The first thing I do is to study the graphical model of the best MDR model. If the model only involves two attributes the interpretation is fairly simple. The first question to ask is whether the distribution of high-risk (dark-shaded) and low-risk (light-shaded) genotype combinations looks nonlinear. That is, do they vary within and between rows and columns? A strong main effect will show up as a column and/or row that is all high-risk or all low-risk. In other words, the effect of the genotype doesn't vary across the other genotypes. This of course becomes more difficult in the higher dimensions which is why we now rely on information theory approaches.

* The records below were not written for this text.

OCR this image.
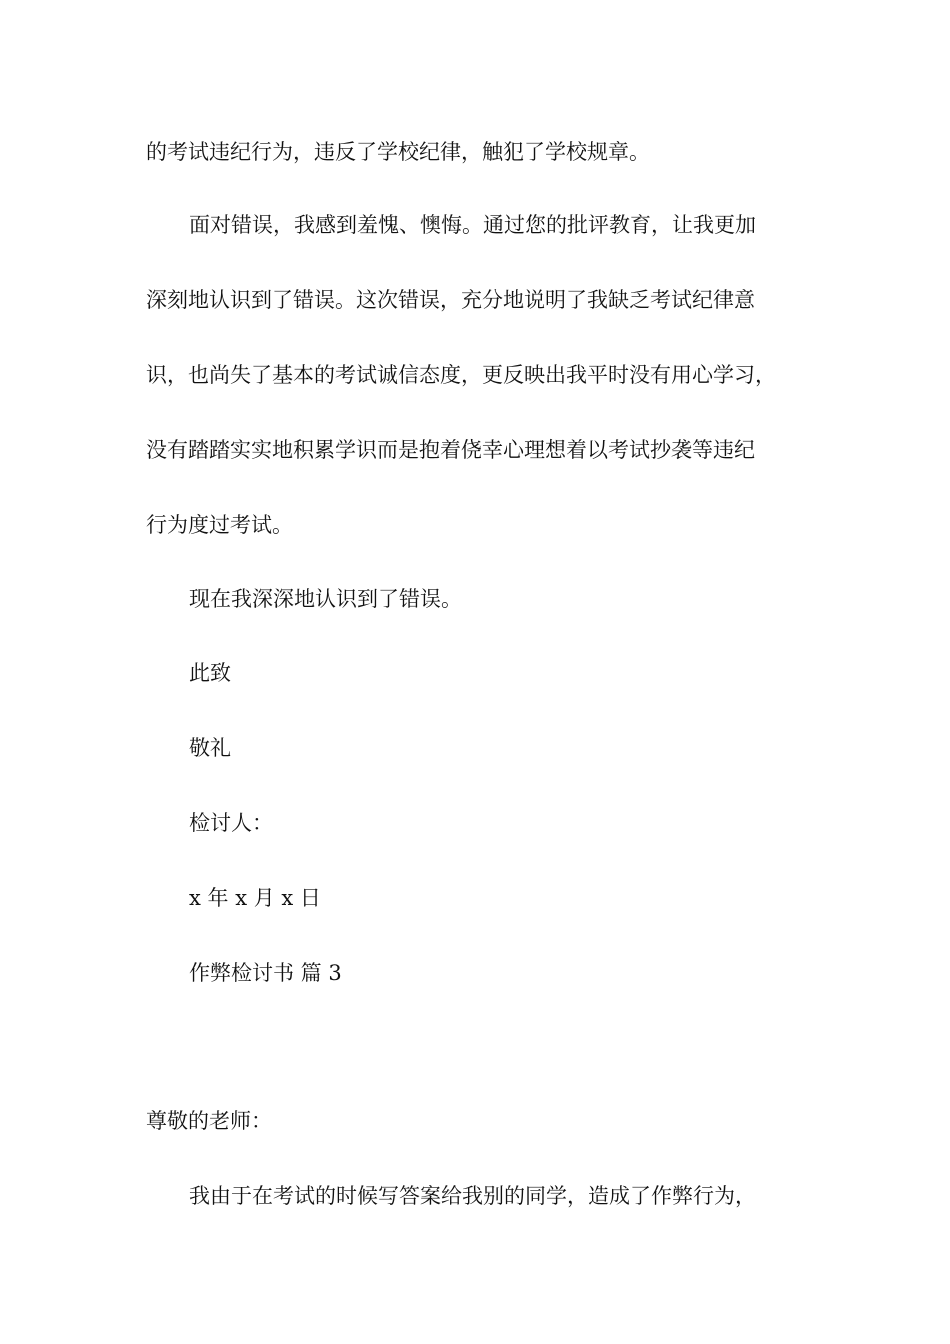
的考试违纪行为，违反了学校纪律，触犯了学校规章。
面对错误，我感到羞愧、懊悔。通过您的批评教育，让我更加
深刻地认识到了错误。这次错误，充分地说明了我缺乏考试纪律意
识，也尚失了基本的考试诚信态度，更反映出我平时没有用心学习，
没有踏踏实实地积累学识而是抱着侥幸心理想着以考试抄袭等违纪
行为度过考试。
现在我深深地认识到了错误。
此致
敬礼
检讨人：
x 年 x 月 x 日
作弊检讨书 篇 3
尊敬的老师：
我由于在考试的时候写答案给我别的同学，造成了作弊行为，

An important concept in data mining is information gain which is based on measures of entropy. That is, how much information is gained about case-control status from knowledge about genotypes at one or more SNPs? Stated another way, how much entropy in case-control status is removed by considering genotype? For the purposes of an MDR analysis we would like to know how much information about case-control status is gained by combining two or more SNPs using the MDR attribute construction function. More specifically, do we gain information above and beyond that provided by each SNP individually? This is what Jakulin and others call interaction information. We have taken these ideas and methods and implemented the interaction dendrogram in the MDR software for interpreting MDR models. For more details please see our paper in the Journal of Theoretical Biology from 2006. Additional information about interaction information can be found in our 2011 Genetic Epidemiology paper and several in press papers that extend these methods to 3-way interactions (will post these soon).

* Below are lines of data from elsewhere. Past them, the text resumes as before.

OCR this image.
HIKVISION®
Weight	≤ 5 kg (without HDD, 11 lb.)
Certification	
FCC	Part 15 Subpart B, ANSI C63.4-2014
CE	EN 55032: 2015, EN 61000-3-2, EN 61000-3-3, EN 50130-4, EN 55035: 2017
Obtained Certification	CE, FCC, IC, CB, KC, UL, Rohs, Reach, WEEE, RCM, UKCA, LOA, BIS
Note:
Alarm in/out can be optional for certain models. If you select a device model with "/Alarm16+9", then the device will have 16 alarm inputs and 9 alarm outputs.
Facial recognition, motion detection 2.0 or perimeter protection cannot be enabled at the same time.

The idea is simple. If combining two or more SNPs using MDR gives a positive information gain then there is evidence for a synergistic interaction. If the combination of SNPs gives a negative information gain then information is lost which happens when there is redundancy or correlation (e.g. linkage disequilibrium). If there is no gain or loss then you can conclude the SNPs have independent effects. The dendrogram (default) in the Entropy tab is constructed in the following way. First we compute the information gain for each SNP in the summary table and then each pairwise MDR combination. These information gain values are then inverted and a distance matrix constructed such that pairs of SNPs with stronger interactions have a smaller distance. This distance matrix is then used to carry out a hierarchical cluster analysis resulting in an interaction dendrogram. The shorter the line connecting two attributes the stronger the interaction. The color of the line indicates the type of interaction. Red and orange suggest there is a synergistic relationship (i.e. epistasis). Yellow suggests independence. Green and blue suggest redundancy or correlation. Thus, you can very quickly scan the dendrogram to identify the epistasis effects in your MDR analysis. Also try the interaction graphs. These are better than the dendrograms in that they also show the marginal effects. A limitation of this analysis is that it only considers pairs of attributes. We will implement higher-order entropy analyses in a future version of the MDR software. I highly recommend that you include a dendrogram along with your best model in your presentations and publications.

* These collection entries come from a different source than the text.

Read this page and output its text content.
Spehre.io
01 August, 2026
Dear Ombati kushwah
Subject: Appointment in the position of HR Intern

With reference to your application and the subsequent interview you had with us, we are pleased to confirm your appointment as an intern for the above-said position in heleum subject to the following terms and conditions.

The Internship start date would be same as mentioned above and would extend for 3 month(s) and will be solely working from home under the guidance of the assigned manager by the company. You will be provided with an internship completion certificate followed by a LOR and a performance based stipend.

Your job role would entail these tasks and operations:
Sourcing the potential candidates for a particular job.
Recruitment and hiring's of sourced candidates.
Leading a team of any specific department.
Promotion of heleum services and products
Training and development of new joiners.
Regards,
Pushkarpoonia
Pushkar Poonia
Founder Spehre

Note that a useful way to present the information analysis is in an interaction graph. These can be selected from the lower left of the Entropy tab window. Graphs have the advantage of visualizing the main effects and the interactions simultaneously. The graphs also show all the connections instead of the best that is shown in the dendrogram. We are releasing soon an MDR version 3.0 that will include additional network analysis tools.
Biological interpretation of these models will most likely be more difficult than the computation that went into the analysis. See our paper in Bioessays from 2005 for a discussion about biological inference. For biological interpretation I recommend using bioinformatics tools such as STRING for protein-protein interactions and data integration tools such as IMP that infer biological relationships across hundreds or thousands of experimental data sets from microarray studies, for example.
This post was last updated on January 20, 2013.